Consider we have three processes P1, P2 and P3 have 30%, 30%, and 40% tickets accordingly. Now we can also assume Total Tickets is 100 and P1 contains ticket number (1-30), P2 contains ticket number (31-60), P3 contains ticket number (61-100).

 

Now as per lottery scheduling, the scheduler picks the 1 to 100 ticket randomly. 

 

Here scheduler picks the tick randomly as below:

 

 

As per the diagram, we can calculate that among 10 tickets chosen by the scheduler P1 gets chance 2 times (20%), P2 gets chance 4 times (40%) and P3 gets chance 4 times (40%).

 

But it is also true when the scheduler will choose 100 tickets i.e. for the long term, P1, P2, and P3 will get a chance of 30%, 30%, and 40% accordingly.
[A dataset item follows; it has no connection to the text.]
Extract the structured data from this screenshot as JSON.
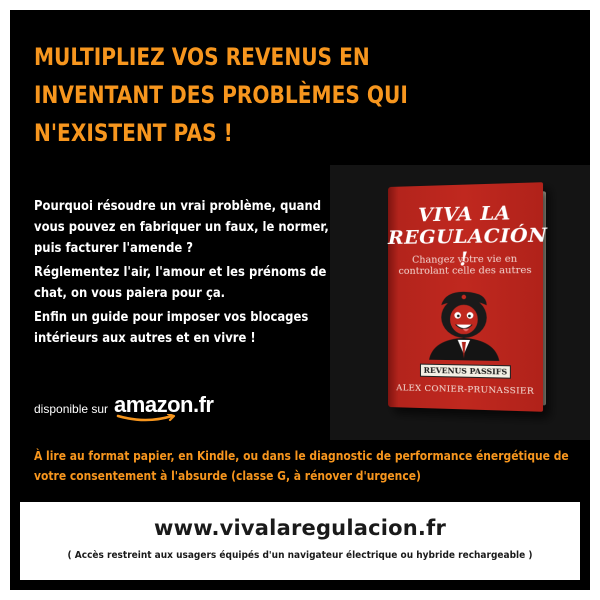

Lottery scheduling can be used for Fair share CPU scheduling as follows: 

 

Tickets can be issued to applications (or users) on the basis of their fair share of CPU time.

 

Some interesting properties of the Lottery Schedule as below:

1) Ticket Transfer: Cooperating processes may exchange tickets between two of them if they wish.

 

2) When the scheduler gives certain numbers of tickets to different users where the user may have one or more processes.

Then the user can distribute different numbers of tickets to different processes.

 

Example: 

There are two groups/User A and B has 2(P1, P2) and 1 process accordingly. 

Let scheduler gives 60 tickets to A and 40 tickets to B. Now at the time of the scheduling user A gives 40 tickets to P1 

and 20 tickets to P2. Whereas user B gives a total of 40 tickets to one process.

 

3) Ticket inflation: Using this technique process or user can increase or decrease their tickets for a temporary situation. 

 

Application of Lottery Scheduling

Lottery scheduling can be used to solve problems that are difficult to handle with other methods. One example is a video server in which several processes are feeding video streams to their clients but at different frame rates. 

Suppose that the processes need frames at 10, 20, and 25 frames/sec. By allocating these processes 10, 20, and 25 tickets, respectively, they will automatically divide the CPU in approximately the correct proportion, that is, 10: 20: 25.